Preparé y gané unas oposiciones a la banca privada
–¿Cómo fue su llamada al sacerdocio? Aunque usted es franciscano, es una duda que mucha gente tiene, primero fue franciscano y luego sacerdote diocesano…
–La llamada primera fue a través del ejemplo de los sacerdotes de mi parroquia madrileña, San Jerónimo el Real. Los niños de catequesis teníamos colonias de verano en Noja (Santander), y los monitores eran los seminaristas mayores de Madrid. El testimonio de aquellos sacerdotes y seminaristas fue para mí un primer reclamo, un atractivo que me hizo ser curioso primero y luego pensar en la posibilidad de ser llamado también yo a lo mismo. La vocación siempre la da Dios, pero la pro–vocación nos la confía a los hombres. Ellos fueron provocadores de la vocación divina en mi alma. Tenía entonces 9 años. No obstante, tardé muchos años en responder, a pesar de haberme acompañado siempre esa llamada. Preparé y gané unas oposiciones a la banca privada y comencé a trabajar en ese ámbito, tuve una experiencia afectiva con alguna chica parecido a un pre–noviazgo, pero arrastraba algo pendiente de respuesta. Finalmente ingresé en el seminario con 20 años. Fue allí, en cuarto de teología, cuando en medio de una crisis vocacional que atravesaba, fui invitado a una experiencia pastoral entre leprosos. Los franciscanos y franciscanas que atendían aquella leprosería representaron nuevamente para mí otra pro-vocación saludable que me hará descubrir mi vocación franciscana. Dejé el seminario de Toledo e ingresé en la Orden Franciscana en mi último año de estudios teológicos. Fue algo contrastado y discernido, pero suponía fiarte de Dios otra vez y dejarte acompañar por la Iglesia.

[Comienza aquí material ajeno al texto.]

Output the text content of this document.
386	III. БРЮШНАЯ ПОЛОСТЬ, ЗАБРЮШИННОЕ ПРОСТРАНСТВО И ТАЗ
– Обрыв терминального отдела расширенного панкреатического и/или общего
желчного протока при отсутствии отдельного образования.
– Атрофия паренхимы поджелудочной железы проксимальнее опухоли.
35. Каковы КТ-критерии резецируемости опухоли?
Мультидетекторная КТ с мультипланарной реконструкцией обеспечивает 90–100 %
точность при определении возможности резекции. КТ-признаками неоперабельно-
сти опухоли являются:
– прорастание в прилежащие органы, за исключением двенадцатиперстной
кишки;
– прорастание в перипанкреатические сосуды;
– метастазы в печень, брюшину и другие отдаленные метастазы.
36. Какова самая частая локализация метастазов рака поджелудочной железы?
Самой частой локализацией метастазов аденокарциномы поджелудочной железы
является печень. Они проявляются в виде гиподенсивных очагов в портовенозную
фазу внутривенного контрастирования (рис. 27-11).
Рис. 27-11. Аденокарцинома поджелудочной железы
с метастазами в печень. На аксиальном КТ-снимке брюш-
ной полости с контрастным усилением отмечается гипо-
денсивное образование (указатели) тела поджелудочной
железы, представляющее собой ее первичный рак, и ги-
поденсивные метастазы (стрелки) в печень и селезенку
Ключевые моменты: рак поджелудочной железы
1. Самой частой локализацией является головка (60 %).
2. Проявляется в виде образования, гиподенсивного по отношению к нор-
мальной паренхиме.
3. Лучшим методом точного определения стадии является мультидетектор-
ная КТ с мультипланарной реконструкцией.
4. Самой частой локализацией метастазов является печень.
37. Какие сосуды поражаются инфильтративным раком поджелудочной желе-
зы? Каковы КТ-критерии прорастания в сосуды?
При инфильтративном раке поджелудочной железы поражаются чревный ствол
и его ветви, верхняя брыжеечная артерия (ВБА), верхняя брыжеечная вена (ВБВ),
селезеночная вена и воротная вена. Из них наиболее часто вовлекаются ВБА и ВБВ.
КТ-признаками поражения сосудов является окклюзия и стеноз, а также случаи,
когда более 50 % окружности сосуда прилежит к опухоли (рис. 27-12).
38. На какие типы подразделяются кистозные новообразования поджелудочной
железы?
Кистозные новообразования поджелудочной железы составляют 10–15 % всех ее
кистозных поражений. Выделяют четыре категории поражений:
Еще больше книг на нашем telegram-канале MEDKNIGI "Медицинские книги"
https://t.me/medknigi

Trato de ser obispo «al franciscano modo»
Toledo y san Francisco
–Esa generación de sacerdotes que dio Toledo, con don Marcelo al mando. Son unos «top 10». ¿Cómo se lo explica?
–Guardo de aquel seminario toledano un feliz recuerdo y mucha gratitud: el señor Arzobispo Cardenal Marcelo González Martín, profesores, formadores, compañeros… Mi director espiritual de entonces va camino de los altares: el siervo de Dios Don José Rivera. Todos eran «grandes», valía la pena mirarlos, admirarlos y dejarte acompañar por ellos. Después de cuarenta años se acrecienta más mi reconocimiento de lo mucho que se me dio. Es una bendición haber recibido ese regalo de personas grandes en tu vida: por su virtud y santidad, por su sabiduría e inteligencia, por su amor a Cristo y a la Iglesia, por su profecía y creatividad en saber situarse ante los retos que nos desafían y las heridas que nos desangran, junto con la esperanza que se derivan de certezas que nos devuelven la verdad, la bondad y la belleza. Si te unes a personas mediocres, terminas siendo también tú mezquino. Si aciertas a mirar a los grandes, tu vida se engrandece ante Dios y ante los hombres, para servirlos con amor verdadero y entrega sincera. Produce vértigo saberte ahora en la edad y con las responsabilidades que ellos tenían cuando se cruzaron contigo. Pides la gracia de seguir esa pauta, no traicionar la gracia que supusieron y no defraudar ni a Dios ni a los hermanos.
–¿Usted es de los pocos obispos españoles que son religiosos? ¿Qué impronta da ser Franciscano?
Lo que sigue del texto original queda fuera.